Surprisal
Surprisal is a method by which users may find surprising (go figure) data such as outliers, anomalies, and errors.
In information theory
In information theoretic terms, "surprisal" (also referred to as self-information, information content, and potentially other things) is simply the negative log likelihood.
\[ s(x) = -\log p(x) \ \]
\[ s(x|y) = -\log p(x|y) \]
In Lace
In the Lace Engine
, you have the option to call engine.surprisal
and the option
the call -engine.logp
. There are differences between these two calls:
engine.surprisal
takes a column as the first argument and can take optional row
indices and values. engine.surprisal
computes the information theoretic surprisal
of a value in a particular position in the Lace table. engine.surprisal
considers
only existing values, or hypothetical values at specific positions in the
table.
-engine.logp
considers hypothetical values only. We provide a set of inputs and
conditions and as 'how surprised would we be if we saw this?'
As an example, we can ask lace for the top 10 most surprisingly fierce animals
from the Animals
dataset.
from lace.examples import Animals
animals = Animals()
animals.surprisal("fierce")\
.sort("surprisal", descending=True)\
.head(10)
Output:
# polars
shape: (10, 3)
┌──────────────┬────────┬───────────┐
│ index ┆ fierce ┆ surprisal │
│ --- ┆ --- ┆ --- │
│ str ┆ u32 ┆ f64 │
╞══════════════╪════════╪═══════════╡
│ pig ┆ 1 ┆ 1.565845 │
│ rhinoceros ┆ 1 ┆ 1.094639 │
│ buffalo ┆ 1 ┆ 1.094639 │
│ chihuahua ┆ 1 ┆ 0.802085 │
│ ... ┆ ... ┆ ... │
│ collie ┆ 0 ┆ 0.594919 │
│ otter ┆ 0 ┆ 0.386639 │
│ hippopotamus ┆ 0 ┆ 0.328759 │
│ persian+cat ┆ 0 ┆ 0.322771 │
└──────────────┴────────┴───────────┘
Interpreting surprisal values
Surprisal is not normalized insofar as the likelihood is not normalized. For discrete distributions, surprisal will always be positive, but for tight continuous distributions that can have likelihoods greater than 1, surprisal can be negative. Interpreting the raw surprisal values is simply a matter of looking at which values are higher or lower and by how much.
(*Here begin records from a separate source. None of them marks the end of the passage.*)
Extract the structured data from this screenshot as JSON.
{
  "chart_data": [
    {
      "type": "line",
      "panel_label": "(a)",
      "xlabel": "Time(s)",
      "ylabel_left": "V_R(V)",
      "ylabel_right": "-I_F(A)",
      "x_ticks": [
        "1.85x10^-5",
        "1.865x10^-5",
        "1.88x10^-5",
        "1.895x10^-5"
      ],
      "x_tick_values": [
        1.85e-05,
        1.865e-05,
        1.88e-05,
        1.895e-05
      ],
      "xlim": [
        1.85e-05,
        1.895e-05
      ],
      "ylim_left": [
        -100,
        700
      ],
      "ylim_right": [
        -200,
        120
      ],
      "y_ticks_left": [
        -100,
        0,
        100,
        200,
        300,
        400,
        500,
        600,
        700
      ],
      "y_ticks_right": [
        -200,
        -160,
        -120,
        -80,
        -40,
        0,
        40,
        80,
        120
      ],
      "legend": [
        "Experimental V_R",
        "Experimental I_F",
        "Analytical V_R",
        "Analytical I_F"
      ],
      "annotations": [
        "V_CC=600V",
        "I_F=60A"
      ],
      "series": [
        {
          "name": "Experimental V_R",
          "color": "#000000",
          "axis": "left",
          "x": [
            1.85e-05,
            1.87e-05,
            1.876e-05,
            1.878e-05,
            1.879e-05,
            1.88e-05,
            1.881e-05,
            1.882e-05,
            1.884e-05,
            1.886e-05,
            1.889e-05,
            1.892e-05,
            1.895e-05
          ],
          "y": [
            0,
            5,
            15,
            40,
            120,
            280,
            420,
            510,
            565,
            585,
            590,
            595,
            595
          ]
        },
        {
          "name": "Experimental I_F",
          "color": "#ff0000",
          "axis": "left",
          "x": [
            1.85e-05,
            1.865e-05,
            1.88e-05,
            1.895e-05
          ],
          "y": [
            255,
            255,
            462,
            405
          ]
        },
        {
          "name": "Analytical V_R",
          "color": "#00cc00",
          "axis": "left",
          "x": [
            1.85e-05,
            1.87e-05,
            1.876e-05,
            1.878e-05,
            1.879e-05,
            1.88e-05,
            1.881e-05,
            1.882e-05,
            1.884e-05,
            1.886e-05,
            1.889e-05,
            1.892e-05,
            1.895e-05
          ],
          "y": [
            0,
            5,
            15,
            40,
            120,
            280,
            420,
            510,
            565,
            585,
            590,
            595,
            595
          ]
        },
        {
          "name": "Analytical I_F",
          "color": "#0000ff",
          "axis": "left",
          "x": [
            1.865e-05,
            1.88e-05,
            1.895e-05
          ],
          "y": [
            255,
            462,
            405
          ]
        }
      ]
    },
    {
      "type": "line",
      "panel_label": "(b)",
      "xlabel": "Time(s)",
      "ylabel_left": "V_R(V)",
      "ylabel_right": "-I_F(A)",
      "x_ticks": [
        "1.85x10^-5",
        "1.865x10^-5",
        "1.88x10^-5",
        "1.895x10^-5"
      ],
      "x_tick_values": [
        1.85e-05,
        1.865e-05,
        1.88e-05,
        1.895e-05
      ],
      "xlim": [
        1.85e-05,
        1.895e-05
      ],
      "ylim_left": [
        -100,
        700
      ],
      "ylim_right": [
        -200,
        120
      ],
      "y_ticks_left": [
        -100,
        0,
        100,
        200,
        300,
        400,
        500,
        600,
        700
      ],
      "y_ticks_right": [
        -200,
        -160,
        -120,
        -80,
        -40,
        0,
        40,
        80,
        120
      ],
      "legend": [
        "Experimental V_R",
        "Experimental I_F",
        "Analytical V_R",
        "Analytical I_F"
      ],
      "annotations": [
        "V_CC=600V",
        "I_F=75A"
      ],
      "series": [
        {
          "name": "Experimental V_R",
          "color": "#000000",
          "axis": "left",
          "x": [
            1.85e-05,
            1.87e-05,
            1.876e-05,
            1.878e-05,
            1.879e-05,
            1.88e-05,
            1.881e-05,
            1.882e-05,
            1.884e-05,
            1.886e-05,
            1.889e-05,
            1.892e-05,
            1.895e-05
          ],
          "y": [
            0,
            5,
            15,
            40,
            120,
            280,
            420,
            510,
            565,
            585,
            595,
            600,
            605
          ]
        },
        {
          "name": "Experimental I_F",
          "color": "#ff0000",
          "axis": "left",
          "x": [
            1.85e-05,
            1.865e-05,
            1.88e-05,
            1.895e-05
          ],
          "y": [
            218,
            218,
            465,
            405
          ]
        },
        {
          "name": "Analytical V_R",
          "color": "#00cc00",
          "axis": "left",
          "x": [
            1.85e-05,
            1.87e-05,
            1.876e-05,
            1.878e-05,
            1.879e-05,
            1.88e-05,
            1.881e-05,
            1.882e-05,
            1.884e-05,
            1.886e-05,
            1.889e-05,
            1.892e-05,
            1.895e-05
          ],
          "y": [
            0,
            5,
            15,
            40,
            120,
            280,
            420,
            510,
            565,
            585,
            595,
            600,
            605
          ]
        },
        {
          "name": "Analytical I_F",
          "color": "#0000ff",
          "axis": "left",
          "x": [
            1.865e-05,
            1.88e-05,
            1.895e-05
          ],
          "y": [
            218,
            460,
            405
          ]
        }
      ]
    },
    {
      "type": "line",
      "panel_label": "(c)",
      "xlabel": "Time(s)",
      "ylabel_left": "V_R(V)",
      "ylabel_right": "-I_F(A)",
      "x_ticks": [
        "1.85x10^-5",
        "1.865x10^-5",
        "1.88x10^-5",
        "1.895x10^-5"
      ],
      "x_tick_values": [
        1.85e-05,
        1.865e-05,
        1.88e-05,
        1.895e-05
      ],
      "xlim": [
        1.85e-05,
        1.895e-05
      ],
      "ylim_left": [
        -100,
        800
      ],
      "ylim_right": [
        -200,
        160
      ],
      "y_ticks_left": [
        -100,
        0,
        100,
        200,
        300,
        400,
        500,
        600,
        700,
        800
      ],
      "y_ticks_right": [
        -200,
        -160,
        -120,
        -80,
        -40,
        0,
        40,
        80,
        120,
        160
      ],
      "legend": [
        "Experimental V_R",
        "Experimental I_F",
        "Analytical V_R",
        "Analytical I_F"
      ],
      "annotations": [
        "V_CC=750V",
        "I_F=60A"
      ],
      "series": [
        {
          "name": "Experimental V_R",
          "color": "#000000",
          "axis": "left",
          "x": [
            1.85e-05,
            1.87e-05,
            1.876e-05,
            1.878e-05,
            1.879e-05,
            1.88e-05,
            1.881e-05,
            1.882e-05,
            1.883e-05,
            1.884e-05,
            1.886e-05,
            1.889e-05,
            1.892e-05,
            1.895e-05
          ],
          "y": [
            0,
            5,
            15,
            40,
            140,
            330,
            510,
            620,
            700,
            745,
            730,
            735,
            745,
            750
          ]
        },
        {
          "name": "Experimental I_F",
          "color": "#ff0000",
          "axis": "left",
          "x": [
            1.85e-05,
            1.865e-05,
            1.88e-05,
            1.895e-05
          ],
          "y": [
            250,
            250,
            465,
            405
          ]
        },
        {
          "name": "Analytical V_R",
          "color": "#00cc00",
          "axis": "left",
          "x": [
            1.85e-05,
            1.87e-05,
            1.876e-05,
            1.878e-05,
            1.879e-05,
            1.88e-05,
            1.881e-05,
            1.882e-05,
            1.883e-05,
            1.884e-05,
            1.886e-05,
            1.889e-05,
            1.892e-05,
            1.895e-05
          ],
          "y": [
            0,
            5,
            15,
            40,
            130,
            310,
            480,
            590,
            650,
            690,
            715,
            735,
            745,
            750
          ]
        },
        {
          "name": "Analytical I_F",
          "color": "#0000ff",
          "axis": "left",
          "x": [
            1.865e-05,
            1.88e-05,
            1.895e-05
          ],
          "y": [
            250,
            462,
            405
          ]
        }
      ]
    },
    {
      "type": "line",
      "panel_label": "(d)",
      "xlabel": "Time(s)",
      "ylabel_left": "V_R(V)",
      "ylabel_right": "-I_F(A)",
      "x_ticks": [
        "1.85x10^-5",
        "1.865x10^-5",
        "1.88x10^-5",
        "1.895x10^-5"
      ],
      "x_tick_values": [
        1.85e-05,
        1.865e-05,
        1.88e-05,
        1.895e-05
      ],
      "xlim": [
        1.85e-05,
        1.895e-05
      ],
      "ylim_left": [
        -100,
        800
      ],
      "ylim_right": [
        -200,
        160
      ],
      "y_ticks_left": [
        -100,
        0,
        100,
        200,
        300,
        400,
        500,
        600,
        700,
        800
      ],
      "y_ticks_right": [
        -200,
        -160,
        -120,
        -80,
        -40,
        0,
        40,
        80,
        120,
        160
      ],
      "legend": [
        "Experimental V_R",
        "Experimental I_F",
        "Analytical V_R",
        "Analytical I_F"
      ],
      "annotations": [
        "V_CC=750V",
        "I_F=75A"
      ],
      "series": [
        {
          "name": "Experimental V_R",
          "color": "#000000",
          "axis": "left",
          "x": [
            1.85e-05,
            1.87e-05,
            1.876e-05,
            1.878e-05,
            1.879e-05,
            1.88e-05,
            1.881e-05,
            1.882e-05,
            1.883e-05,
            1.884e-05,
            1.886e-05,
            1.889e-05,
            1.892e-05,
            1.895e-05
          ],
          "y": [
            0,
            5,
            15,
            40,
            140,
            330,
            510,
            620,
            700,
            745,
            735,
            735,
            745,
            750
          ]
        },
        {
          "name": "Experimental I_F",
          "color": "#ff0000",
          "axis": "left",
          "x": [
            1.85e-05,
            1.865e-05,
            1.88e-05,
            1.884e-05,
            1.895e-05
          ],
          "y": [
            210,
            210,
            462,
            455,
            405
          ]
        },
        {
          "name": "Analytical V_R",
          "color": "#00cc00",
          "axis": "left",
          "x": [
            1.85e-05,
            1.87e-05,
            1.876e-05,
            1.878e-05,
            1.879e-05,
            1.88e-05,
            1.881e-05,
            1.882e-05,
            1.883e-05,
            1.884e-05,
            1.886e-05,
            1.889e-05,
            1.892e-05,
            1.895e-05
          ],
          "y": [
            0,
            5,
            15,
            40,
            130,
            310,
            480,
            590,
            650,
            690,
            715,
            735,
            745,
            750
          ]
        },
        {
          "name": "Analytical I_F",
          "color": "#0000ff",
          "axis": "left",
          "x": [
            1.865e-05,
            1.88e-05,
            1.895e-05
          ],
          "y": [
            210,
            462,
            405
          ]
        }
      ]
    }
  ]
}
Transformations may not be very useful. The surprised distribution is usually very far from capital 'N' Normal (Gaussian).
import plotly.express as px
from lace.examples import Satellites
engine = Satellites()
surp = engine.surprisal('Period_minutes')
# plotly support for polars isn't currently great
fig = px.histogram(surp.to_pandas(), x='surprisal')
fig.show()
Lots of skew in this distribution. The satellites example is especially nasty because there are a lot of extremes when we're talking about spacecraft.